The researchers found that tumors from younger patients showed advanced signs of aging. For example, they discovered younger patients’ tumors had biological ages older than the chronological age of matched noncancerous tissue as measured by tags called DNA methylation marks. These marks alter gene expression and vary with age.
In addition, tumors from younger patients also contained a higher number of cells that have stopped dividing but have not died, known as senescent cells, compared with tumors from older patients. Senescent cells are associated with aging and inflammation, and may play a role in cancer development.
Compared with tumors from older patients, younger patients’ tumors also had more mutations associated with aggressive disease and contained more infiltrating immune cells, suggesting that younger patients mount more robust immune responses to more lethal cancers.

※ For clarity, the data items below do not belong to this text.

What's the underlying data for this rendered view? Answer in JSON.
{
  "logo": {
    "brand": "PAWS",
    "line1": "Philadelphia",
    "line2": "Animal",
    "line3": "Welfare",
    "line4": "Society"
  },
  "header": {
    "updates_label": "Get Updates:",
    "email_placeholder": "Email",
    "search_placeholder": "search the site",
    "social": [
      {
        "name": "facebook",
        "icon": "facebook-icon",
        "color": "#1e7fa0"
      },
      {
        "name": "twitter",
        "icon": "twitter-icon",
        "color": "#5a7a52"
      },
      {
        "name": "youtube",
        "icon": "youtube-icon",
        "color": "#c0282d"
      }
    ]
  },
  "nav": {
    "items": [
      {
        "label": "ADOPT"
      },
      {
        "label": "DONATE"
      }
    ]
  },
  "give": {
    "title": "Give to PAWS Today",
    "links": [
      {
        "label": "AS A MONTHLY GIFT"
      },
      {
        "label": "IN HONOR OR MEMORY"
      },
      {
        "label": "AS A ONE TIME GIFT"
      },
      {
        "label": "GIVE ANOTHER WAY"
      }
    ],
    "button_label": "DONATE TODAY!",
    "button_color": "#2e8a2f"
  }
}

Next, the researchers performed a drug survey using the Drug-Gene Interaction database to identify therapies that may better address the most frequent gene mutations observed in younger patients’ tumors, and found several promising matches. For example, the PARP inhibitors olaparib and rucaparib, the mechanistic target of rapamycin (mTOR) inhibitor everolimus, the JAK2 inhibitor ruxolitinib and the PD-1 immune checkpoint inhibitor pembrolizumab might be good candidates for targeted therapies for uterine cancer in younger patients.
“Overall, our study shows we should extend the concept of precision medicine to include age,” said Elemento, who is also associate director of the HRH Prince Alwaleed Bin Talal Bin Abdulaziz Alsaud Institute for Computational Biomedicine. “We hope it may serve as a blueprint for future clinical studies stratified by age.”
Olivier Elemento is a paid scientific advisor and equity holder of Freenome, Owkin, Volastra Therapeutics and OneThree Biotech.
Jane Langille is a freelance writer for Weill Cornell Medicine.